The Interior Department, in a report submitted to Congress that was dated last month but released yesterday, forecasts that it’s on track to approve 48 wind, solar and geothermal energy projects with the capacity to produce an estimated 31,827 megawatts of electricity — enough to power roughly 9.5 million homes — by the end of the fiscal 2025 budget cycle.
The vast majority of that clean power — 29,595 MW — will be produced by solar projects, according to the Interior report, which was required by the Energy Act of 2020. That means the Biden administration is well on its way to exceeding the goal in the Energy Act of permitting 25,000 MW of new onshore renewable energy projects by 2025.
And it’s moving fast. The report estimates that the Bureau of Land Management will approve projects capable of producing 11,409 MW of electricity by the end of 2023. That amount alone would nearly double the 12,000 MW of electricity from the 35 solar, 36 wind and 48 geothermal power projects that have already been approved on federal lands to date.
All of this is due to ongoing efforts to establish renewable energy coordination offices, hire more BLM staff for renewables permitting, and work to ease the permitting process for wind, solar and geothermal projects, Interior says in the report.
“The Department of the Interior continues to make significant progress in our efforts to spur a clean energy revolution, strengthen and decarbonize the nation’s economy, and help communities transition to a clean energy future,” Interior Secretary Deb Haaland said in a statement.
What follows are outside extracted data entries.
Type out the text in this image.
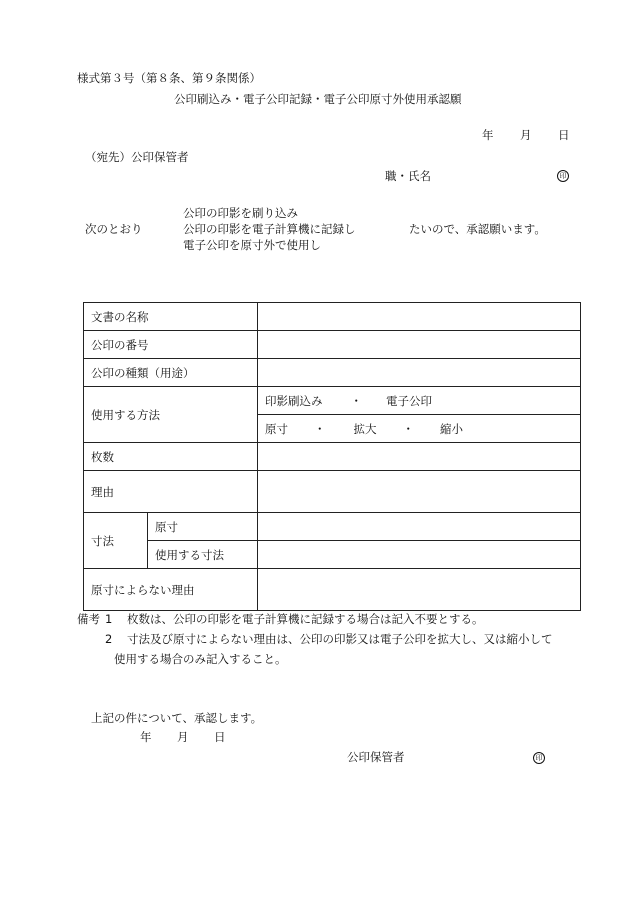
様式第３号（第８条、第９条関係）
公印刷込み・電子公印記録・電子公印原寸外使用承認願
年 月 日
（宛先）公印保管者
職・氏名	印
公印の印影を刷り込み
次のとおり	公印の印影を電子計算機に記録し	たいので、承認願います。
電子公印を原寸外で使用し
文書の名称		
公印の番号		
公印の種類（用途）		
使用する方法		印影刷込み ・ 電子公印
		原寸 ・ 拡大 ・ 縮小
枚数		
理由		
寸法	原寸	
	使用する寸法	
原寸によらない理由		
備考 1 枚数は、公印の印影を電子計算機に記録する場合は記入不要とする。
2 寸法及び原寸によらない理由は、公印の印影又は電子公印を拡大し、又は縮小して
使用する場合のみ記入すること。
上記の件について、承認します。
年 月 日
公印保管者	印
BLM has over 50 additional solar, wind and geothermal projects “pending early-stage conformance review prior to initiating the environmental and permitting review processes,” the report says.
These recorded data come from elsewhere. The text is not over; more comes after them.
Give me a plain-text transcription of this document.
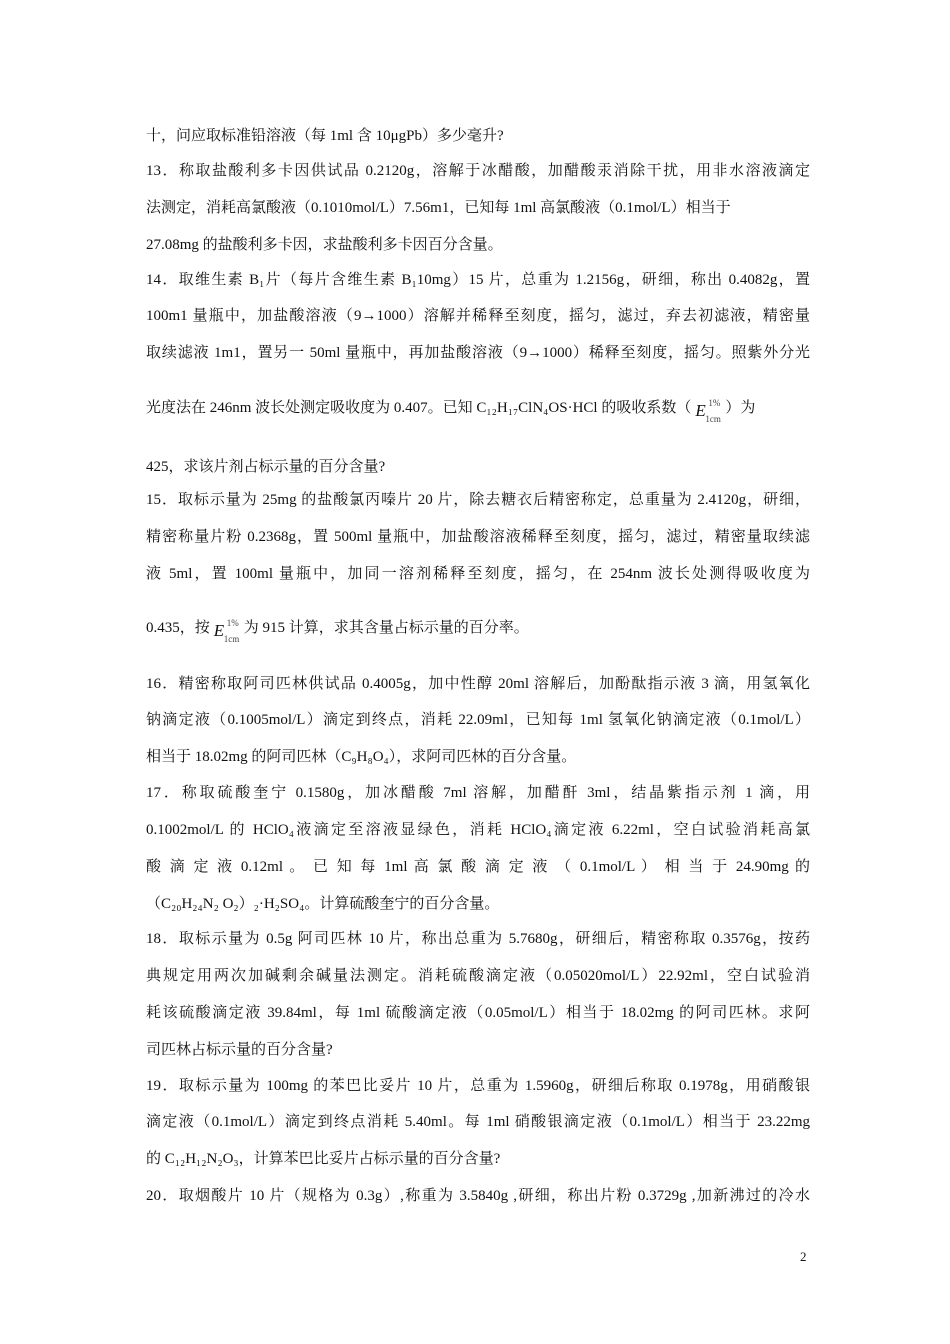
十，问应取标准铅溶液（每 1ml 含 10μgPb）多少毫升?
13．称取盐酸利多卡因供试品 0.2120g，溶解于冰醋酸，加醋酸汞消除干扰，用非水溶液滴定
法测定，消耗高氯酸液（0.1010mol/L）7.56m1，已知每 1ml 高氯酸液（0.1mol/L）相当于
27.08mg 的盐酸利多卡因，求盐酸利多卡因百分含量。
14．取维生素 B₁片（每片含维生素 B₁10mg）15 片，总重为 1.2156g，研细，称出 0.4082g，置
100m1 量瓶中，加盐酸溶液（9→1000）溶解并稀释至刻度，摇匀，滤过，弃去初滤液，精密量
取续滤液 1m1，置另一 50ml 量瓶中，再加盐酸溶液（9→1000）稀释至刻度，摇匀。照紫外分光
光度法在 246nm 波长处测定吸收度为 0.407。已知 C₁₂H₁₇ClN₄OS·HCl 的吸收系数（ E 1%
1cm
）为
425，求该片剂占标示量的百分含量?
15．取标示量为 25mg 的盐酸氯丙嗪片 20 片，除去糖衣后精密称定，总重量为 2.4120g，研细，
精密称量片粉 0.2368g，置 500ml 量瓶中，加盐酸溶液稀释至刻度，摇匀，滤过，精密量取续滤
液 5ml，置 100ml 量瓶中，加同一溶剂稀释至刻度，摇匀，在 254nm 波长处测得吸收度为
0.435，按 E 1%
1cm
为 915 计算，求其含量占标示量的百分率。
16．精密称取阿司匹林供试品 0.4005g，加中性醇 20ml 溶解后，加酚酞指示液 3 滴，用氢氧化
钠滴定液（0.1005mol/L）滴定到终点，消耗 22.09ml，已知每 1ml 氢氧化钠滴定液（0.1mol/L）
相当于 18.02mg 的阿司匹林（C₉H₈O₄），求阿司匹林的百分含量。
17．称取硫酸奎宁 0.1580g，加冰醋酸 7ml 溶解，加醋酐 3ml，结晶紫指示剂 1 滴，用
0.1002mol/L 的 HClO₄液滴定至溶液显绿色，消耗 HClO₄滴定液 6.22ml，空白试验消耗高氯
酸 滴 定 液 0.12ml 。 已 知 每 1ml 高 氯 酸 滴 定 液 （ 0.1mol/L ） 相 当 于 24.90mg 的
（C₂₀H₂₄N₂ O₂）₂·H₂SO₄。计算硫酸奎宁的百分含量。
18．取标示量为 0.5g 阿司匹林 10 片，称出总重为 5.7680g，研细后，精密称取 0.3576g，按药
典规定用两次加碱剩余碱量法测定。消耗硫酸滴定液（0.05020mol/L）22.92ml，空白试验消
耗该硫酸滴定液 39.84ml，每 1ml 硫酸滴定液（0.05mol/L）相当于 18.02mg 的阿司匹林。求阿
司匹林占标示量的百分含量?
19．取标示量为 100mg 的苯巴比妥片 10 片，总重为 1.5960g，研细后称取 0.1978g，用硝酸银
滴定液（0.1mol/L）滴定到终点消耗 5.40ml。每 1ml 硝酸银滴定液（0.1mol/L）相当于 23.22mg
的 C₁₂H₁₂N₂O₃，计算苯巴比妥片占标示量的百分含量?
20．取烟酸片 10 片（规格为 0.3g）,称重为 3.5840g ,研细，称出片粉 0.3729g ,加新沸过的冷水
2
“The demand for renewable energy has never been greater,” Haaland added. “The technological advances, increased interest, cost effectiveness, and tremendous economic potential make these projects a promising path for diversifying our national energy portfolio, while at the same time combatting climate change and investing in communities.”
The report to Congress was one of several renewable energy updates Interior announced yesterday that it is taking to boost renewable energy development on federal lands.
- Interior is working on updating land use planning for the Westwide Energy Corridor, which stretches across 11 Western states and nearly 3 million acres of public lands where transmission lines are deemed suitable. The goal of the land use updates is to “unlock new opportunities for renewable energy deployment while simultaneously providing enhanced conservation of public lands and resources,” according to the report.
- BLM, in an instruction memorandum issued to field offices last month but unveiled last week, adopted “standardized prioritization methodologies for solar and wind right-of-way grant applications and right-of-way lease nominations on public lands.” The goal is to allow BLM staffers to “reach decisions quicker for those projects with the greatest technical and financial feasibility and the least anticipated natural and cultural resource conflicts,” Interior said in a press release yesterday.
- BLM announced yesterrday it has approved the first competitive solar leases to Minersville Solar Energy LLC for three parcels within the 4,800-acre Milford Flats South Solar Energy Zone in Utah. If fully developed, projects within the SEZ could produce up to 600 MW of electricity (Greenwire, Nov. 19, 2021).
These moves follow BLM’s announcement earlier this month that it plans to hold a competitive solar auction inside the 1,635-acre Dry Lake East Designated Leasing Area in Clark County, Nev., about 10 miles northeast of Las Vegas (E&E News PM, April 4).
Scott Sklar, director of the George Washington University Solar Institute, called the moves by the Biden administration “an essential step” to growing renewable energy in the United States.
“BLM land is best because of access to high-voltage transmission lines to the big cities, no encroachment on neighborhoods and lower cost land fees,” Sklar said.
This story first appeared in Greenwire.